While this program was only 8 days long, it is the culmination of over a year of hard work and dedication. The idea that spurred this initiative for change was the blatant over-representation of young men in the areas of unemployment and academic under-achievement. The need was obvious but the solution was less clear. Getting the young men to our campus was a simple solution but would most likely not have had the lasting positive impact that is crucial for real change. To foster this change, the program is designed to kick off a year-long mentorship program for each participant. During the year to come, the participants are going to be mentored by various members of our organization. The members of the Center for Sustainable Development have been pivotal in the initial success of this endeavor, lending not only their expertise but also their guidance and advice to each of these young men. This continued relationship is what is going to make the lasting change.

The woodshop is part of the Center for Sustainable Development, which is one of the locations on campus where participants are mentored.

The 8 day program was just the first step towards a brighter future. There is a long road ahead but we are committed to making a difference.

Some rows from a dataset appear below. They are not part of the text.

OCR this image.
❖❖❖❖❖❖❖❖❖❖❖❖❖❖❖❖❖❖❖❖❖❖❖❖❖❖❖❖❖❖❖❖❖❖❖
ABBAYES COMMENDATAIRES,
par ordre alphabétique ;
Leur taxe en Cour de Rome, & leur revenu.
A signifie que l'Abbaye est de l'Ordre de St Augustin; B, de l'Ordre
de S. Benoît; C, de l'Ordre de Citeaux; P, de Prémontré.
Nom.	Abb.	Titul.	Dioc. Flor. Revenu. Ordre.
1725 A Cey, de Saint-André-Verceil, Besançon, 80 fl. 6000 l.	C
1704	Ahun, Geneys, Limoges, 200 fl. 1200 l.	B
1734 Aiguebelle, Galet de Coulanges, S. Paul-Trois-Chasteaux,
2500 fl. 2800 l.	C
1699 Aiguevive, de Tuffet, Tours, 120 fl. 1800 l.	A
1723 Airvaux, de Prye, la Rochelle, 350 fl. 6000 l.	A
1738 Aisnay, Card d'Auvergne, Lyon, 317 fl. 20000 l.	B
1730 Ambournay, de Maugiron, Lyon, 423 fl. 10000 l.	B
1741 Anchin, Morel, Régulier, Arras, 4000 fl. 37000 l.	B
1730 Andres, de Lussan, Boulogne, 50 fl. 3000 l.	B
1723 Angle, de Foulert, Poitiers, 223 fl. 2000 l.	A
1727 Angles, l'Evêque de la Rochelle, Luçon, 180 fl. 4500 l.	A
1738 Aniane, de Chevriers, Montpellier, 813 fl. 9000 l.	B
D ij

Stan Burnside and Will Simmons at camp on the Island School's campus

Goggles or Sneakers? It's Track Time by Christian McIntosh

When people think of Island School they usually think of the sustainability, kayak trips and maybe even lightning position, but rarely do we think of the run and swim tracks that accompany our daily routine. The six o'clock wake up time may be brutal but once we are out the door the energy of the morning sun soon energizes the faces around morning circle. However, the real fun starts after circle when we go off into our chosen tracks to either run or swim.Christian1

Run starts off with a little warm up around the horseshoe: generally a light jog dotted with stretches for the running muscles. Then we often head off of campus for the two miles to High Rock across the Cape. The path is a snake of concrete road which has even more potholes than the average Bahamian road. The run can seem endless with a false sense of hope, encountering decoy turn-offs to High Rock around every corner. Almost as soon as we complete the journey there, we’ll then turn around for the two mile return trip back to campus where the flagpole finish line greets us with a familiar feeling of satisfaction.

Similar to run track, swim track starts off with some stretching before their early morning plunge into the ocean. Now that it’s the third week of tracks, our classmates are now up to a mile-long, “Pole Swim” from Boathouse Cut to the Marina pole, usually they are given twenty minutes to swim there and 20 minutes to swim back. Much of the time swimmers encounter a current that can either make you feel like Michael Phelps or like you are actually swimming backwards, depending on the tide.

Both tracks show great energy and focus for their respective goals--to run thirteen miles for run track or swim four miles for swim track. What may have seemed like an impossible task in the beginning is slowly becoming possible with hard work and dedication, just two of the many qualities The Island School will instill in each student over the course of the semester.